La société du contrôle, selon Sarkozy

Ce cérémonial déresponsabilisant n’est qu’une contrainte fiscale et policière de plus pour des cyclomotoristes, et bientôt pour les motards et scootards dont l’immense majorité roule sur des machines entretenues, leur santé étant intimement liée à l’état de leur monture. D’après le rapport MAIDS publié en 2004 par l’ACEM (l’Association européenne des constructeurs de motos) seulement 0,7% des accidents de deux-roues motorisés seraient imputables à une défaillance mécanique. Et parmi ces « défaillances mécaniques » combien auraient été détectées par un "contrôleur" ? Ces nano-chiffres disqualifient cette nouvelle tentative de notre société du contrôle. Et pourtant la mesure nous est imposée ! D’abord via les cyclos.

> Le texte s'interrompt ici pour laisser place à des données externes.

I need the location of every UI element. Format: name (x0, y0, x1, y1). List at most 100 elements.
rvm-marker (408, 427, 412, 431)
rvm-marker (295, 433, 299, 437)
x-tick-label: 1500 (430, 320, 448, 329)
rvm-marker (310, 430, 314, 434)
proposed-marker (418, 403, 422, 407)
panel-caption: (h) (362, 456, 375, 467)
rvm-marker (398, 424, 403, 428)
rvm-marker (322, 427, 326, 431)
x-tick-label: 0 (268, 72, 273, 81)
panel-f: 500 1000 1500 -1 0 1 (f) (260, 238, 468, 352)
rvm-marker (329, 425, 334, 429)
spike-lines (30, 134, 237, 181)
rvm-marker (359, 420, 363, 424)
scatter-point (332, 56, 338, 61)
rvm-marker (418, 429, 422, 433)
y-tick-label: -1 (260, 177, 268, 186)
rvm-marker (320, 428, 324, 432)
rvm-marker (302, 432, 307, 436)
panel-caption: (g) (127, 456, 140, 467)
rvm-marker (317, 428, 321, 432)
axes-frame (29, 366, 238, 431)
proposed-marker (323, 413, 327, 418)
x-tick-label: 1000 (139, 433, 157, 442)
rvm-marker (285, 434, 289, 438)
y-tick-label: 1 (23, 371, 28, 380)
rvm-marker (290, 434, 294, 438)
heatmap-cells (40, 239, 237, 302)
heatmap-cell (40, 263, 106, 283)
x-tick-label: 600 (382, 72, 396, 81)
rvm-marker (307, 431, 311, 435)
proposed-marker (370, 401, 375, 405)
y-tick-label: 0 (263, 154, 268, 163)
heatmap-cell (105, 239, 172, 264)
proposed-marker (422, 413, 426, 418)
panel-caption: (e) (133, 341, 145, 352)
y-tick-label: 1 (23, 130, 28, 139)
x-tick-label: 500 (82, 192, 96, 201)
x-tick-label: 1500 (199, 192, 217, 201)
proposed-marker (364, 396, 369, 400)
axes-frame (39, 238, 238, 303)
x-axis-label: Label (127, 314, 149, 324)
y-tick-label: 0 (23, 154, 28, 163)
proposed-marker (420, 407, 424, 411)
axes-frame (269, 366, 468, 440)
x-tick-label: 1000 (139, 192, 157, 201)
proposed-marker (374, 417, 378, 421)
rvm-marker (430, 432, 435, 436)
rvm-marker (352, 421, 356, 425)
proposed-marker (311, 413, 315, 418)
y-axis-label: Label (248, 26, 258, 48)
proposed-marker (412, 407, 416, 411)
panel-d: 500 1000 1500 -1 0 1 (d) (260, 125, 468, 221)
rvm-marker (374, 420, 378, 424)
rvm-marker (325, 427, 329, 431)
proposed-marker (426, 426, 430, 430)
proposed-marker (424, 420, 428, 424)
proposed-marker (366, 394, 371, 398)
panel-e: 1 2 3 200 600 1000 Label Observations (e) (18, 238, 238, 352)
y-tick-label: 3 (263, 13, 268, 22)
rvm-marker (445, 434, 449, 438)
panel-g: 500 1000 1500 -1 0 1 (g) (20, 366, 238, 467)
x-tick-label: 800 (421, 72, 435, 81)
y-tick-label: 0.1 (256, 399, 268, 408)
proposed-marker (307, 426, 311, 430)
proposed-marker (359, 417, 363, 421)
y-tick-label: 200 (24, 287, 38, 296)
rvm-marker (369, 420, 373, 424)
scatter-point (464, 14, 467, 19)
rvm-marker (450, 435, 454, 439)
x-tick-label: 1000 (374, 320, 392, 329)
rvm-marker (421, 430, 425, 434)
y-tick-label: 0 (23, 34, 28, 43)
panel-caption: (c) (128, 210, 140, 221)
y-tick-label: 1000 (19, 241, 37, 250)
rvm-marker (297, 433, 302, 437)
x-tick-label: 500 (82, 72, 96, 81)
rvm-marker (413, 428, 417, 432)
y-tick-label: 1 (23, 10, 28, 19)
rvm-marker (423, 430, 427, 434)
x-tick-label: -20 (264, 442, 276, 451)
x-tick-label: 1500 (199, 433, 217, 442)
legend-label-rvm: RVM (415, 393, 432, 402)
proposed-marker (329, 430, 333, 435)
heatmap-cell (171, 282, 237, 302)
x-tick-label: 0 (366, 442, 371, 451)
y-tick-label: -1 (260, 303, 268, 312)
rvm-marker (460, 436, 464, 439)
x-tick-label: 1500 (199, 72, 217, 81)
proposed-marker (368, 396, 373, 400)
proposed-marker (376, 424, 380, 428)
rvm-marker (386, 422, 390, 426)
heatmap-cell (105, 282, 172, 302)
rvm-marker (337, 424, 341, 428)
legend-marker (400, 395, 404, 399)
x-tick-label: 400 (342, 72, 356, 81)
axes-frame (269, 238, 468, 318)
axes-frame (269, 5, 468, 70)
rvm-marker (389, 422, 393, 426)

Le but de l’opération serait - officiellement - d’éradiquer le « débridage » des 49,9cc lequel serait facteur d’accidents selon les « experts » du gouvernement. Mais certains ados auront toujours des comportements transgressifs, tandis que cyclos et petits scooters sont sur la route tout en bas de l’échelle des espèces. Est-ce bien raisonnable de les obliger à se traîner à 45 à l’heure, coincés dans le caniveau, frôlés par les camions ? Même les voiturettes sans permis vont plus vite ! Ce qui est débridé n’est-ce pas plutôt la connerie de nos « experts » ?

Dans notre actuelle dictature administrative, circuler en Vélosolex, en petit Vespa ou en mobylette, nécessite déjà de faire immatriculer sa vieille pétoire, d’y apposer une plaque, et de passer un permis de conduire via une formation de cinq heures dans une auto-école (ASR/BSR) ! Aujourd’hui, nouvelle contrainte : le contrôle technique périodique. Et demain ? Le port obligatoire des casque intégral et gilet jaune fluo ? Le pot catalytique sur les Bleues ? Les clignotants et l'ABS sur les Solex ? Et pourquoi pas un permis vélo tant qu'on y est ?

Ras le bol de cet interventionnisme rapace ! Ces têtes de cire qui empilent les contraintes et mesures coercitives, bafouant au passage le principe de la non-rétroactivité des lois, doivent comprendre qu’il y a un seuil d’acceptabilité sociale à ne pas dépasser. Que plus on génère de la frustration, plus on incite à la transgression...

Faisons comme pour la vignette moto en son temps : refusons cet énième macaron.